Epic Games has detailed some of the features in its next generation Unreal Engine – Unreal Engine 6 – and one of the ideas it’s testing is the ability for players to move their Fortnite skins into other Unreal Engine games, and for other Unreal Engine games to put their skins into Fortnite.
Development team lead Marcus Wassmer revealed this during Epic’s latest State of Play broadcast. In a transcript shared on Epic Games’ website, he said, “Content and code should be portable across games and engines. Our goal is to give the games industry a whole new way to grow our ecosystems with cross-promotion, portable player value, and to really lean into all of the positive-sum dynamics that Metcalfe’s Law predicts for connecting experiences and social graphs together.” Whatever that means.
“Fortnite cosmetics will be our first real proof point of portability. We will start by moving the base system to an open UE6 module. This means you’ll have the option to use a player’s entitled Fortnite outfits in your own games, and you’ll get the tools to build outfits for your own games that work inside Fortnite.”
Fortnite handily provides Epic with a large and popular testbed to try and prove the system works. “We see this as the first step toward building a shared economy for smart assets: functional assets with logic and functionality that work across games, to recognise players’ time and spending in a better way,” Wassmer added.
“In the end, this isn’t really a Fortnite story. It’s about proving that such a mature, complex system can work at scale – and that every game that works with these systems will immediately benefit from them.”
Unreal Engine 6 is still a long way off. Early access testing is scheduled to begin at the end of 2027-“ish” – there was a heavy emphasis on the “ish” – with a full release happening 12 to 18 months thereafter. Key features include built-in generative AI large language model integration – something Epic has just this minute rolled out for Unreal Engine update 5.8 – as well as support for having many more players in games.
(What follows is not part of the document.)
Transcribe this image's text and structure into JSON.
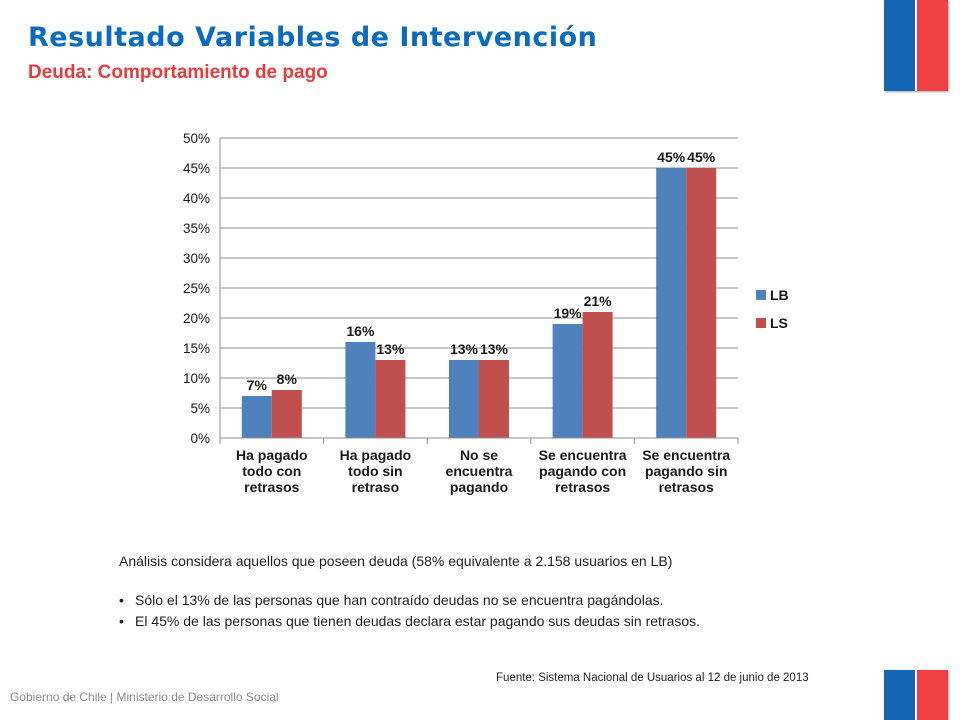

At one point, Epic Games boss Tim Sweeney referenced games theoretically being capable of supporting thousands, if not hundreds of thousands and even millions of players.
A priority focus also seems to be on Unreal Engine 6 making games work across multiple platforms without developers having to redo work or significantly alter it. This seemed to take precedent over flashy new graphical features.
“UE6 is going to change a lot about how games are made,” Wassmer concluded. “It will not change the thing that matters most, which is that the people in this industry – the game developers, the filmmakers, our Unreal Engine family – are the ones who make anything actually happen.”